魔法には、二つの使い道があり、私が持つ紅玉の杖は攻撃専用。マリネの持つ緑玉の杖は回復、防御用だ。
「ヴァルシオーネ学園って名門だし、制服も可愛いよね。」
私が二人にそういうと、こくん、とマリネが頷いた。なんて可愛らしいの。カイルはマリネを滅茶苦茶褒めてる。
褒めすぎて、マリネがカイルうるさい、とカイルの顎をグイッと押し、顔を見られないようにした。滅茶苦茶真っ赤だ。
今、私達が来て居る制服は、紫色のボタン二つのブレザーに、黄色の襟。
黒いスカートだ。しかも芸術家が被る帽子の紫バージョンの帽子もかわいい。斜めにかけるのがいいらしい。
「…あ。」
「…どうしたの?」
熱々な二人に呆れて、無言で本を読んでいた私にカイルと話していたマリネが話しかけて来た。
私が外の建物を指差すとカイルとマリネも見始める。
大きな建物の上には箒に乗った魔術師というか生徒が私達を見ていた。
見られてることに気が付いたのかギョッとした表情でそそくさと何処かに飛んで行く。まちがいなく、マリネを見てたな。
まぁ、それはいい。着いたのだから…ヴァルシオーネ学園に。
「大きいな!」
「ー…うん。」
「…二人とも、準備して。そろそろ降りるから。後、カイル、マリネと手を繋いで恋人らしく見せて。
二人とも可愛いしかっこいいから金狙いの奴等に目を着けられる。私なら大丈夫だから」
二人は恥ずかしがりながらも了承してくれた。…熱くて火傷しそうだ、嫌がらないなんて。

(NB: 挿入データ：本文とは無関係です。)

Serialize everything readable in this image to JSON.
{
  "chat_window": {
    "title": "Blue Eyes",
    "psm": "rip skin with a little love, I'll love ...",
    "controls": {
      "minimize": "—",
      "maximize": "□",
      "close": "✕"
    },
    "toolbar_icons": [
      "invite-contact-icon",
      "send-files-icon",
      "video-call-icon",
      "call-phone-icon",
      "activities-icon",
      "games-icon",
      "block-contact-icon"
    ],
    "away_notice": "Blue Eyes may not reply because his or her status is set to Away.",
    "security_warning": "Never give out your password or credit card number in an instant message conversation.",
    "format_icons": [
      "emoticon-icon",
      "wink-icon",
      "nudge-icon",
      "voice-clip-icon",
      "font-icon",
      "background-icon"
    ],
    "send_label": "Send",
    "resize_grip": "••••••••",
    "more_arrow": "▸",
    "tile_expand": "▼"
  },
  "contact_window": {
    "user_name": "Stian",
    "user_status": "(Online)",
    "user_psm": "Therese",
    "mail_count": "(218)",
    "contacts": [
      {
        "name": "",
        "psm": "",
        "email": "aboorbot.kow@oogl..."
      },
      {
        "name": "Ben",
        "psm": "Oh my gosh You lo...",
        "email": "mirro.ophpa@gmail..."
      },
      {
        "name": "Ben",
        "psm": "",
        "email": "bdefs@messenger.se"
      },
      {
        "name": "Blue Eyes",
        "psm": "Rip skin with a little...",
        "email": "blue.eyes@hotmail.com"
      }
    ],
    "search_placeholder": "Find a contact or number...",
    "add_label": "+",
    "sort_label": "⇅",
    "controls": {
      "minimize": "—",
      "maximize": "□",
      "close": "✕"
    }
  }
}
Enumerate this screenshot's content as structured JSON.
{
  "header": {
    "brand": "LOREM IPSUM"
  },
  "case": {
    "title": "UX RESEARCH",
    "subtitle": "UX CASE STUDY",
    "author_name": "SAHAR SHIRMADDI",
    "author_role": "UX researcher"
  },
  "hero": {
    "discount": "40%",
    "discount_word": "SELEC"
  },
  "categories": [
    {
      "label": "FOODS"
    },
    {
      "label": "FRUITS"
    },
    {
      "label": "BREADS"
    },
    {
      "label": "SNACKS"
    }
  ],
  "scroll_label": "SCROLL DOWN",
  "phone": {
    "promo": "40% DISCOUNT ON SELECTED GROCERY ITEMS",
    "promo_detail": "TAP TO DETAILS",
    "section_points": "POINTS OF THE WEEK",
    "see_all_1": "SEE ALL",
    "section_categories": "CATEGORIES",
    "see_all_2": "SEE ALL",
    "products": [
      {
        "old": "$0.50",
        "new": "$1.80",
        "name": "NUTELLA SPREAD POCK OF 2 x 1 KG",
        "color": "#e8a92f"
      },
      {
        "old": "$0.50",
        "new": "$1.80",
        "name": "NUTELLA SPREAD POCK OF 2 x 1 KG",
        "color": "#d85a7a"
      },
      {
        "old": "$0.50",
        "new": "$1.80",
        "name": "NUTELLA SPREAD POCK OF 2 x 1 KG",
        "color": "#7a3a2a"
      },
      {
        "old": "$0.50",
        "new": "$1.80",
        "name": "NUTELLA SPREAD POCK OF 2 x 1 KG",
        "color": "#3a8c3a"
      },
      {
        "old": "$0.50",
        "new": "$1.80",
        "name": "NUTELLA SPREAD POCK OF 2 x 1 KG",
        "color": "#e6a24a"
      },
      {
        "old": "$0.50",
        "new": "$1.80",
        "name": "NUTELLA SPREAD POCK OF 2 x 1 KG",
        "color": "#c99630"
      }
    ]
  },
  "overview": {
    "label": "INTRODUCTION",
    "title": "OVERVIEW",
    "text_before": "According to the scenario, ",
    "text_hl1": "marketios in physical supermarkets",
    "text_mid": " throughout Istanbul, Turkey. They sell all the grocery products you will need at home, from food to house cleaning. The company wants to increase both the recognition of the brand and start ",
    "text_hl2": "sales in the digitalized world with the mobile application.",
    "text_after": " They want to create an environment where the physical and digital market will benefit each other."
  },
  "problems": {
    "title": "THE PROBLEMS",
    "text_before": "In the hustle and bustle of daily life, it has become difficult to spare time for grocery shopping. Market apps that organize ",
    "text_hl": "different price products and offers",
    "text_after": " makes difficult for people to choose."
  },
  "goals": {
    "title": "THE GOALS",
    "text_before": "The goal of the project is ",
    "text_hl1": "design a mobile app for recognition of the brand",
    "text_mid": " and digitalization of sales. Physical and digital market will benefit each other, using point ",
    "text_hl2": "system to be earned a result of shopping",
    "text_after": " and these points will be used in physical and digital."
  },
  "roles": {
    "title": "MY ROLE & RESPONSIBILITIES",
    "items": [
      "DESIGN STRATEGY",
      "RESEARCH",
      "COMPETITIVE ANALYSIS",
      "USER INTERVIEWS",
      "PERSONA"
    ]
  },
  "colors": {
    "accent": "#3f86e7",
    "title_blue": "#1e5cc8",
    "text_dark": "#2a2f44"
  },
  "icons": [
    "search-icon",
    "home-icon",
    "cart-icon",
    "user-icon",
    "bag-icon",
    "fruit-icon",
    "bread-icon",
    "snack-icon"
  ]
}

ピタリと止まった馬車から降りれば、立ちながら書類にサインをしていた20代前半の若い女の美人さんがこちらにかけて来た。
が、途中で転んでしまった。
「…大丈夫ですか?」
スタスタと私達の方から歩いていく。
流石に人集りが多いな。
手を差し出すと、手を差し出すと、女の人はありがとう、と手を握って立ち上がった。
「五歳には見えない大人っぷりですね〜噂には聞いていましたよ〜?
私は、ヴァルシオーネ学園理事長のチェスカ・ヴァルシオーネです。
ヴァルシオーネ学園の由来が分かって簡単でしょう?」
…そうだったの?中々和やかな理事長だ。
「…あの、お若いですね。」
と、マリネが言うと理事長はふふふ、と笑って見せた。
「私は100歳を超えていますよ。」
「えぇぇぇ!?」
カイルが大声で驚く。私もマリネも驚愕だ。不老不死にでもかかって居るのだろうか。
いやでも、もしかすると…。
「うふふ、時属性ですよ。この世には様々な異形の属性が多数ありますからねぇ。
私はそのうちの真ん中くらいの時属性ですよ。この学園にはもう一人いますね。
それに、何歳でも美しくありたいでしょう?さて、行きましょうか。」
そう言って、学園に入っていく理事長の後を追うように私達も中へと入っていった。
この世界には、異形の魔法属性がある。本来は、闇、光、水、炎、風、土といった所だが、稀にいるのだ。
理事長のように、自身や周りの時間を早めたり遅らせたり出来る時魔法などの異形属性が。もう一人が気になる。